Die beiden Sänger? Da war doch ein dritter Gesangsakrobat, oder nicht? Nun, Kai Hansen ist natürlich von Anfang an mit auf der Bühne und agiert dorten auch schon die ganze Zeit über wie ein Wilder, mit seiner äußerst kreativen Frisur, doch nun - da Deris und Kiske ihre wohl verdiente Pause einlegen - schlägt Kais Stunde auch am Mikro, und wenn ich mich so umsehe im weiten Rund, dann haben nicht wenige Anwesende genau hierauf am Sehnlichsten gewartet. Klar, die "Keeper"-Alben waren kommerziell die erfolgreichsten Scheiben der Band, doch man spürt jetzt am Überkochen der Stimmung in der Halle dann doch ganz deutlich, dass vieler Leute Herz an der EP und an "Walls Of Jericho" mindestens genauso sehr hängt, wenn nicht mehr. Das ausgedehnte Medley aus 'Starlight', 'Ride The Sky' und 'Judas', bei dem alle drei Stücke mehr als nur angespielt, sondern ordentlich präsentiert werden, spricht da Bände, speziell bei 'Ride The Sky' - das Kai zeitweise ohne seine Gitarre absolviert - kreischen viele Fans nahezu hysterisch mit, und auch beim Abschluss des Kai-Hansen-Blocks mit 'Heavy Metal (Is The Law)' bleibt kein Auge trocken. So viel ist klar: Auch wenn Kai Hansen sicherlich nicht der beste Sänger des heutigen Abends ist, und auch wenn seine Stimme im Laufe der Jahre bekanntermaßen etwas gelitten hat, kommt er doch super an und er ist fraglos der Sympathieträger Nummer 1 auf der Bühne.

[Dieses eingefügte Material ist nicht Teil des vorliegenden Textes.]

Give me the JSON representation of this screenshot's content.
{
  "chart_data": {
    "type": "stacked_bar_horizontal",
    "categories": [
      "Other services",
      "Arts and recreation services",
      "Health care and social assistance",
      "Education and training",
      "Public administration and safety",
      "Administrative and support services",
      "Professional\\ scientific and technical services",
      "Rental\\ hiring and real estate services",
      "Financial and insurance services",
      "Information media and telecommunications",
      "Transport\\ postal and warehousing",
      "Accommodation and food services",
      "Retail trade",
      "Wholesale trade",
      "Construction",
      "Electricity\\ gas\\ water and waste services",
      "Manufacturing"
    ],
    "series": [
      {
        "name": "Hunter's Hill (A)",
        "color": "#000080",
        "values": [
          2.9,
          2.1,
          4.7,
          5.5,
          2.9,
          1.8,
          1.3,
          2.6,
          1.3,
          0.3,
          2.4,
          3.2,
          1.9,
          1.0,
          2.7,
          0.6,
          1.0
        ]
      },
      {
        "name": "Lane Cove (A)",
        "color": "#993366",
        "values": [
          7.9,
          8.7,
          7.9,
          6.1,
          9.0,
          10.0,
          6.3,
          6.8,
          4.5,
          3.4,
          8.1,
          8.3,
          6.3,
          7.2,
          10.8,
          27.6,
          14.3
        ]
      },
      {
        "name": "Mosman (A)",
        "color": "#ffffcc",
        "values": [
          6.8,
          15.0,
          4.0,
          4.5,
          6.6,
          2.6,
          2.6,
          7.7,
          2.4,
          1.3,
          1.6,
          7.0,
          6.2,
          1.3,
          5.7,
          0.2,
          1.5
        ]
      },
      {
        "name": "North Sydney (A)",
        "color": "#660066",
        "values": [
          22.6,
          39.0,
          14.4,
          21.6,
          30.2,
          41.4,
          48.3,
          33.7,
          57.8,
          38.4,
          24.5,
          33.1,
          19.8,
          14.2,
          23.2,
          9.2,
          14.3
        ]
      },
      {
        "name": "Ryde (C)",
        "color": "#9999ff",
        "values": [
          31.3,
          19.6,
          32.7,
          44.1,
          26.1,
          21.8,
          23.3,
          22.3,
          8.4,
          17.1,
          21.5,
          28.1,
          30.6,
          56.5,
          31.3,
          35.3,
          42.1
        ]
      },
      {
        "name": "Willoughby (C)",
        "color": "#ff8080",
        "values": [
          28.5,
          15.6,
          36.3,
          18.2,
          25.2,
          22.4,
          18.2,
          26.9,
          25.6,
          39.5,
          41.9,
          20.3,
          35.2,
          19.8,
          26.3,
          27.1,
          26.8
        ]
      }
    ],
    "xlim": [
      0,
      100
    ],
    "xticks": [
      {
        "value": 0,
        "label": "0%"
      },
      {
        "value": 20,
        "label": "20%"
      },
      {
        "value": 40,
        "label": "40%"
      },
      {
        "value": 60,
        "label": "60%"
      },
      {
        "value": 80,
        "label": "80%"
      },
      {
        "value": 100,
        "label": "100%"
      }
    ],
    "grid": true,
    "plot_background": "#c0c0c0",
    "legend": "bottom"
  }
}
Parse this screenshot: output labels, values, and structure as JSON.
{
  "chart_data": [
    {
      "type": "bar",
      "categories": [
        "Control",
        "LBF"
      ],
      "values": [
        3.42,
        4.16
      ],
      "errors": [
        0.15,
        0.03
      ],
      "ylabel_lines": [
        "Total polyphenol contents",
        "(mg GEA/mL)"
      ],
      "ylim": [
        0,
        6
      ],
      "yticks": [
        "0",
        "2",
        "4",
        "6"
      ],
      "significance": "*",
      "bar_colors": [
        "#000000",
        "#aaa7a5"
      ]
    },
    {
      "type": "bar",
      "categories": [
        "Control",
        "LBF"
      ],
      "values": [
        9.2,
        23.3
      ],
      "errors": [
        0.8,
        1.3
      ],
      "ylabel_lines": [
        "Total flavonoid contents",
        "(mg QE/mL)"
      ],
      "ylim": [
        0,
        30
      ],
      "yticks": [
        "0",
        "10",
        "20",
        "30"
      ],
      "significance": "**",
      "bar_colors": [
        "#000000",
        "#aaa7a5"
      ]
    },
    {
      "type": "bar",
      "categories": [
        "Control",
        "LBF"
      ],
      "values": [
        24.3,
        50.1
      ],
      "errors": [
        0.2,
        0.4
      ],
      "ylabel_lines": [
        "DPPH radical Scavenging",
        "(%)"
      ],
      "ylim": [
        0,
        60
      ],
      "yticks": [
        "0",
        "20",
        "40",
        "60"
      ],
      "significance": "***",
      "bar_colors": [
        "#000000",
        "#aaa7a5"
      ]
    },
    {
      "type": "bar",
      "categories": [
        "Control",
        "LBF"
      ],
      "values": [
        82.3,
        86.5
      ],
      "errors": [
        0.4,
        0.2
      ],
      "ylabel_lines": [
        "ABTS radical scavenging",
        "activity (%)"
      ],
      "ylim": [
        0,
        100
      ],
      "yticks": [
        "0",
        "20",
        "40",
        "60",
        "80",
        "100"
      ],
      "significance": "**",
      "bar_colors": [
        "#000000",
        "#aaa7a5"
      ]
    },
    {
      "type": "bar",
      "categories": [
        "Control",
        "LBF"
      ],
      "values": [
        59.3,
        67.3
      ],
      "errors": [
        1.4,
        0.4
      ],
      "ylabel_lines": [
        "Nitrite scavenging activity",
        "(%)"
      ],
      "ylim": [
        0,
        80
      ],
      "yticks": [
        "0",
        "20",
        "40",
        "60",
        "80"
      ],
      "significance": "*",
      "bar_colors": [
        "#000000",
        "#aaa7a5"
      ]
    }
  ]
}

Nach zwanzig Minuten ist es dann wieder Zeit für die Rückkehr der anderen beiden Mikroschwinger, und so schlendern die Herren Kiske und Deris gemütlich vor zur Bühnenmitte und geben bei der tollen "Time Of The Oath"-Ballade 'Forever And One (Neverland)' ein sehr emotionales Duett, was sich mit spiegelbildlichem Vorzeichen bei 'A Tale That Wasn't Right' wiederholt. In beiden Fällen singen die Sänger gemeinsam eine der beliebtesten Balladen des Kollegen und zeigen dabei, dass sie sich hier super ergänzen, wobei doch sehr auffällig ist, dass beide ganz besondere Stärken haben, die ihre Stimmen so unverkennbar und einnehmend machen. Dies belegt auch das folgende von Andi Deris allein dargebotene 'I Can' von meiner Lieblingsscheibe "Better Than Raw", bevor es die Band schafft, auch den Part des Drumsolos zu etwas ganz Besonderem zu machen, nämlich zu einem Tribut an Ingo Schwichtenberg, den verstorbenen Originaldrummer der Band. Dies gelingt, indem sich Schlagzeuger Dani Löble einen virtuellen Trommelwettstreit mit dem über die Videoleinwand eingespielten Ingo liefert, was sich als sehr würdige Ehrerbietung erweist. Das reguläre Set steuert nach dem Drumsolo langsam seinem Ende entgegen und lässt zunächst noch einmal Michael Kiske als alleinigen Sänger mit einem Doppeldecker aus 'Living Ain't No Crime' und 'A Little Time' glänzen, bevor ein Duett bei 'Why?' in den starken letzten Deris-Doppelschlag aus 'Sole Survivor' und 'Power' überleitet, und sich danach alle drei Sänger gemeinsam mit einer mächtig gefeierten Version von 'How Many Tears' erst einmal verabschieden.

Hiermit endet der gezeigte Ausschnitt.